Excellent essay to read and thoroughly enjoyed your research. It made my mind wonder how it looked and imagine all the industry taken to achieve the results. Thank you.
Thanks again Jeff, for bringing the history of South Dade life back to us. Having lived in the area until 1992, it is interesting to learn about the history of South Dade that was never taught to us in school.
The picture of Homestead High School caught my attention. I graduated from HHS in 1949 and lived just two blocks from the school. Great memories!
Thanks for another excellent article on early South Dade, Jeff.
I was born in Homestead and my family was involved in growing tomatoes since the 1920’s, but I don’t ever remember hearing about The Cedars…this is so interesting!!!Thank you again!
Thanks, Jeff. I really look forward to your articles. No one else seems to have the time and resources that you use so well.
Thanks Jeff. As always, you’ve given us another “hidden” story about South Dade and I appreciate your diligent research work.
Absolutely wonderful, interesting, detailed researched article. Thank you so much for your dedicated work Jeff. All this history is a marvel of a goldmine to us pioneer families. A mountain of thanks.
Great article, Jeff. I remember the cedar trees and how they used to line some of the roads. I always thought they were beautiful. But I never knew about the farming area called The Cedars. Interesting.
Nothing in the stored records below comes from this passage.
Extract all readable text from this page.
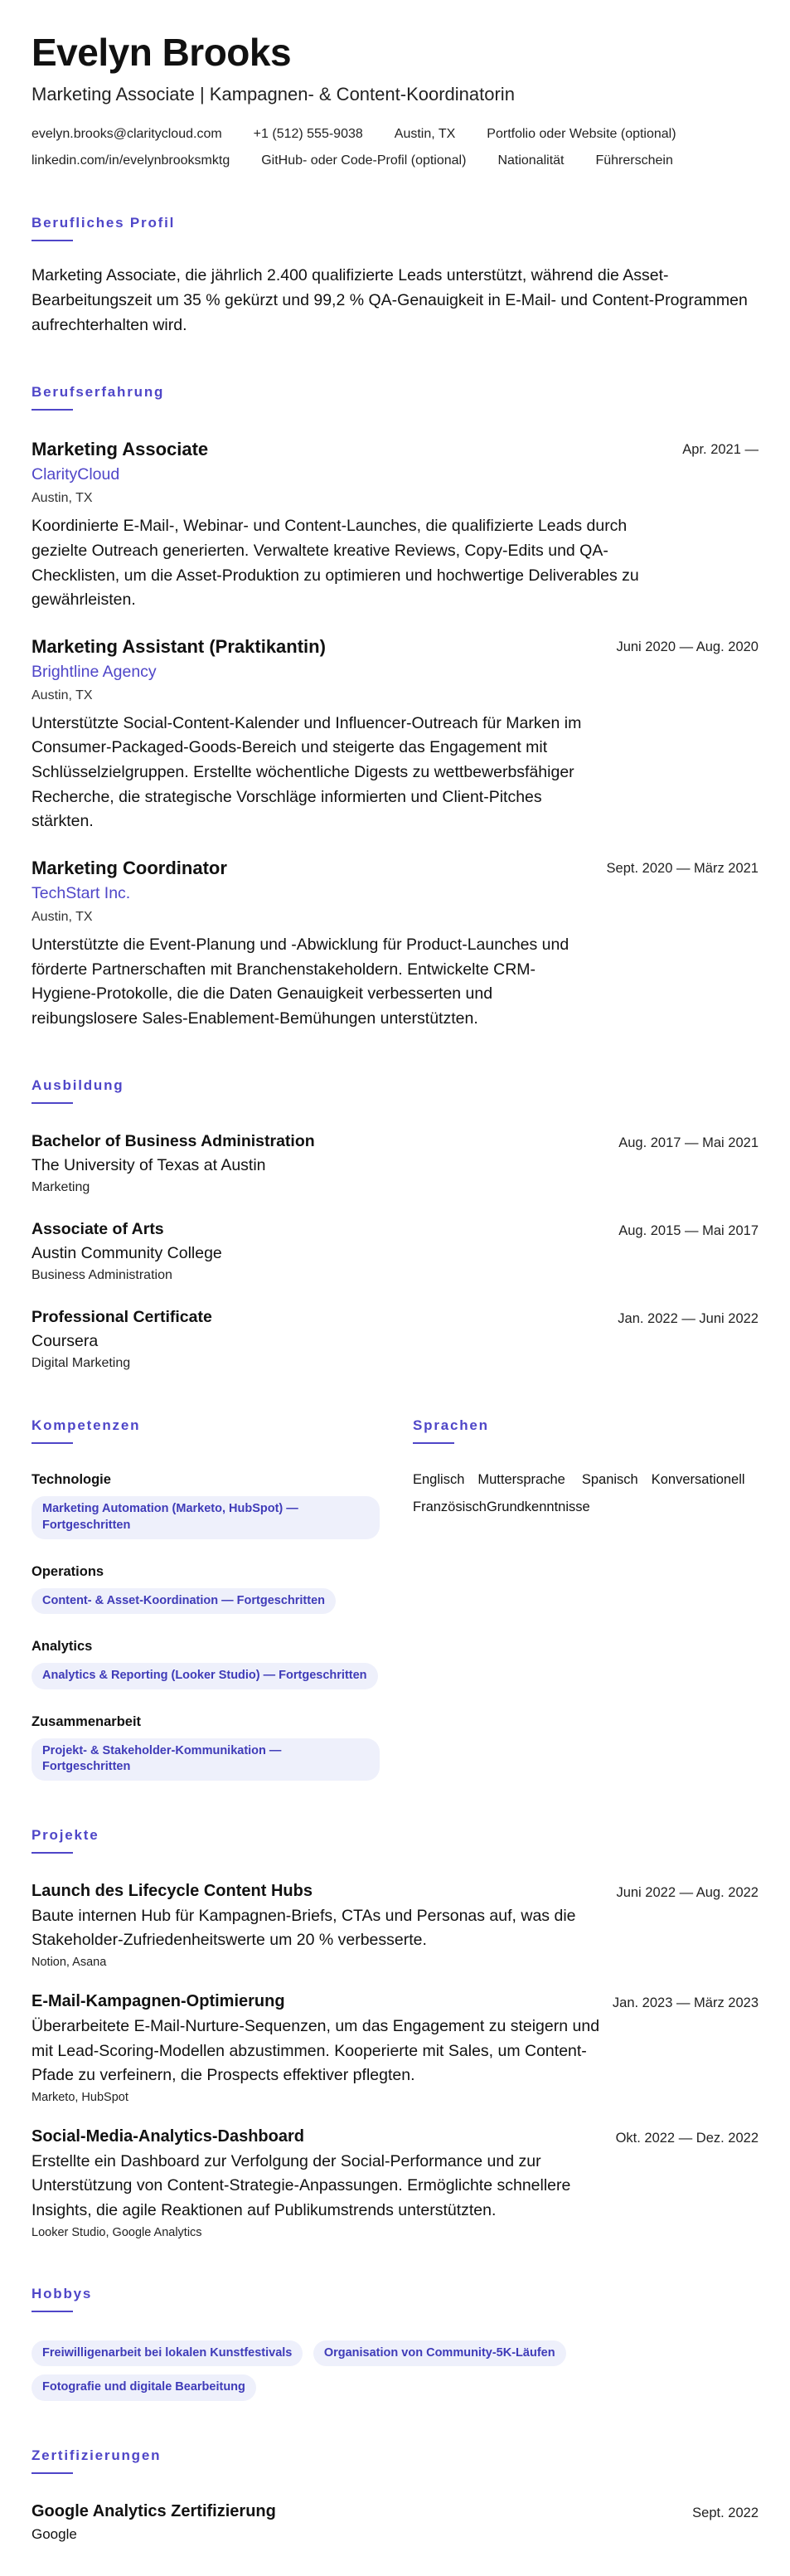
Evelyn Brooks
Marketing Associate | Kampagnen- & Content-Koordinatorin
evelyn.brooks@claritycloud.com +1 (512) 555-9038 Austin, TX Portfolio oder Website (optional)
linkedin.com/in/evelynbrooksmktg GitHub- oder Code-Profil (optional) Nationalität Führerschein
Berufliches Profil

Marketing Associate, die jährlich 2.400 qualifizierte Leads unterstützt, während die Asset-Bearbeitungszeit um 35 % gekürzt und 99,2 % QA-Genauigkeit in E-Mail- und Content-Programmen aufrechterhalten wird.

Berufserfahrung
Marketing Associate	Apr. 2021 —
ClarityCloud
Austin, TX
Koordinierte E-Mail-, Webinar- und Content-Launches, die qualifizierte Leads durch gezielte Outreach generierten. Verwaltete kreative Reviews, Copy-Edits und QA-Checklisten, um die Asset-Produktion zu optimieren und hochwertige Deliverables zu gewährleisten.
Marketing Assistant (Praktikantin)	Juni 2020 — Aug. 2020
Brightline Agency
Austin, TX
Unterstützte Social-Content-Kalender und Influencer-Outreach für Marken im Consumer-Packaged-Goods-Bereich und steigerte das Engagement mit Schlüsselzielgruppen. Erstellte wöchentliche Digests zu wettbewerbsfähiger Recherche, die strategische Vorschläge informierten und Client-Pitches stärkten.
Marketing Coordinator	Sept. 2020 — März 2021
TechStart Inc.
Austin, TX
Unterstützte die Event-Planung und -Abwicklung für Product-Launches und förderte Partnerschaften mit Branchenstakeholdern. Entwickelte CRM-Hygiene-Protokolle, die die Daten Genauigkeit verbesserten und reibungslosere Sales-Enablement-Bemühungen unterstützten.
Ausbildung
Bachelor of Business Administration	Aug. 2017 — Mai 2021
The University of Texas at Austin
Marketing
Associate of Arts	Aug. 2015 — Mai 2017
Austin Community College
Business Administration
Professional Certificate	Jan. 2022 — Juni 2022
Coursera
Digital Marketing
Kompetenzen
Technologie
Marketing Automation (Marketo, HubSpot) — Fortgeschritten
Operations
Content- & Asset-Koordination — Fortgeschritten
Analytics
Analytics & Reporting (Looker Studio) — Fortgeschritten
Zusammenarbeit
Projekt- & Stakeholder-Kommunikation — Fortgeschritten
Sprachen
Englisch Muttersprache Spanisch Konversationell
FranzösischGrundkenntnisse
Projekte
Launch des Lifecycle Content Hubs	Juni 2022 — Aug. 2022
Baute internen Hub für Kampagnen-Briefs, CTAs und Personas auf, was die Stakeholder-Zufriedenheitswerte um 20 % verbesserte.
Notion, Asana
E-Mail-Kampagnen-Optimierung	Jan. 2023 — März 2023
Überarbeitete E-Mail-Nurture-Sequenzen, um das Engagement zu steigern und mit Lead-Scoring-Modellen abzustimmen. Kooperierte mit Sales, um Content-Pfade zu verfeinern, die Prospects effektiver pflegten.
Marketo, HubSpot
Social-Media-Analytics-Dashboard	Okt. 2022 — Dez. 2022
Erstellte ein Dashboard zur Verfolgung der Social-Performance und zur Unterstützung von Content-Strategie-Anpassungen. Ermöglichte schnellere Insights, die agile Reaktionen auf Publikumstrends unterstützten.
Looker Studio, Google Analytics
Hobbys
Freiwilligenarbeit bei lokalen Kunstfestivals	Organisation von Community-5K-Läufen Fotografie und digitale Bearbeitung
Zertifizierungen
Google Analytics Zertifizierung	Sept. 2022
Google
Another fine research job, Jeff. Many thanks.
Love history and since I lived in the area with my parents since about 1959, this is fascinating. Thank you for sharing.
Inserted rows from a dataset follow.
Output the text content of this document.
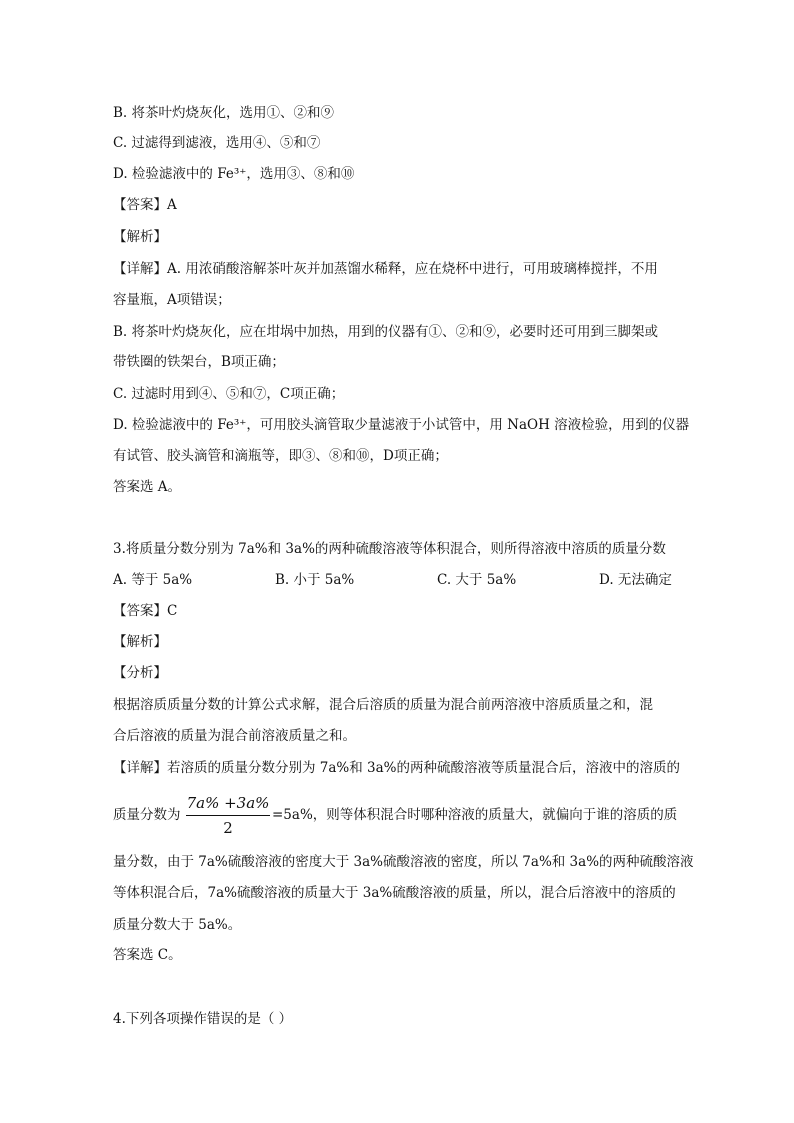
B. 将茶叶灼烧灰化，选用①、②和⑨
C. 过滤得到滤液，选用④、⑤和⑦
D. 检验滤液中的 Fe³⁺，选用③、⑧和⑩
【答案】A
【解析】
【详解】A. 用浓硝酸溶解茶叶灰并加蒸馏水稀释，应在烧杯中进行，可用玻璃棒搅拌，不用
容量瓶，A项错误；
B. 将茶叶灼烧灰化，应在坩埚中加热，用到的仪器有①、②和⑨，必要时还可用到三脚架或
带铁圈的铁架台，B项正确；
C. 过滤时用到④、⑤和⑦，C项正确；
D. 检验滤液中的 Fe³⁺，可用胶头滴管取少量滤液于小试管中，用 NaOH 溶液检验，用到的仪器
有试管、胶头滴管和滴瓶等，即③、⑧和⑩，D项正确；
答案选 A。
3.将质量分数分别为 7a%和 3a%的两种硫酸溶液等体积混合，则所得溶液中溶质的质量分数
A. 等于 5a%	B. 小于 5a%	C. 大于 5a%	D. 无法确定
【答案】C
【解析】
【分析】
根据溶质质量分数的计算公式求解，混合后溶质的质量为混合前两溶液中溶质质量之和，混
合后溶液的质量为混合前溶液质量之和。
【详解】若溶质的质量分数分别为 7a%和 3a%的两种硫酸溶液等质量混合后，溶液中的溶质的
质量分数为
7a% +3a%
2
=5a%，则等体积混合时哪种溶液的质量大，就偏向于谁的溶质的质
量分数，由于 7a%硫酸溶液的密度大于 3a%硫酸溶液的密度，所以 7a%和 3a%的两种硫酸溶液
等体积混合后，7a%硫酸溶液的质量大于 3a%硫酸溶液的质量，所以，混合后溶液中的溶质的
质量分数大于 5a%。
答案选 C。
4.下列各项操作错误的是（ ）
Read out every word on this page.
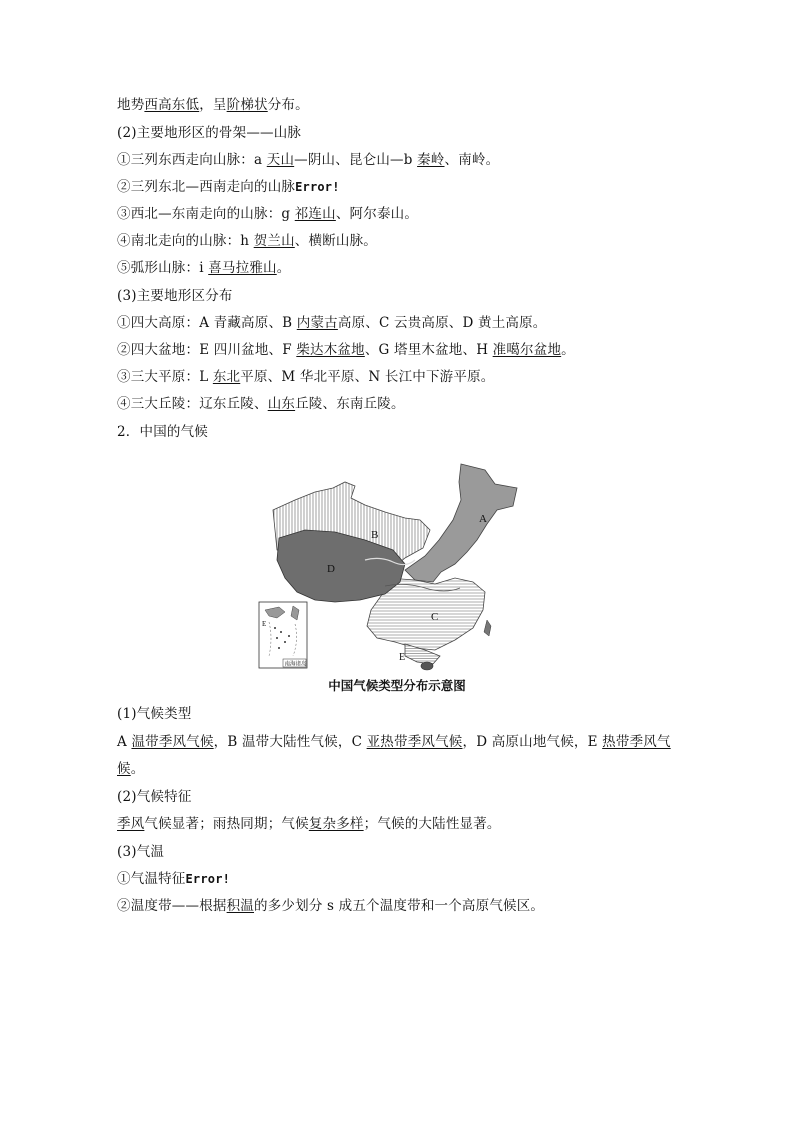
地势西高东低，呈阶梯状分布。
(2)主要地形区的骨架——山脉
①三列东西走向山脉：a 天山—阴山、昆仑山—b 秦岭、南岭。
②三列东北—西南走向的山脉Error!
③西北—东南走向的山脉：g 祁连山、阿尔泰山。
④南北走向的山脉：h 贺兰山、横断山脉。
⑤弧形山脉：i 喜马拉雅山。
(3)主要地形区分布
①四大高原：A 青藏高原、B 内蒙古高原、C 云贵高原、D 黄土高原。
②四大盆地：E 四川盆地、F 柴达木盆地、G 塔里木盆地、H 准噶尔盆地。
③三大平原：L 东北平原、M 华北平原、N 长江中下游平原。
④三大丘陵：辽东丘陵、山东丘陵、东南丘陵。
2．中国的气候
A
B
C
D
E
E
南海诸岛
中国气候类型分布示意图
(1)气候类型
A 温带季风气候，B 温带大陆性气候，C 亚热带季风气候，D 高原山地气候，E 热带季风气
候。
(2)气候特征
季风气候显著；雨热同期；气候复杂多样；气候的大陆性显著。
(3)气温
①气温特征Error!
②温度带——根据积温的多少划分 s 成五个温度带和一个高原气候区。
Thanks, Jeff, as always a well researched piece of South Florida history. I’m trying to picture the land where The Cedars would have been. It was all glade land I imagine , so the canals were needed to drain it? I think of the coast east of Homestead as being shallow bay with muddy bottom. There must have been docks for shipments by boat north. Would this then be part of what would become Jimmy Sottile’s South Dade Farms? I remember the Australian pines as being a nuisance tree. Your histories of how the South Dade area was tamed and the livelihoods of the early settlers are so interesting. Your efforts are appreciated!
Jeff, I enjoy reading your articles of South Florida history. I think we all miss the South Florida of long ago.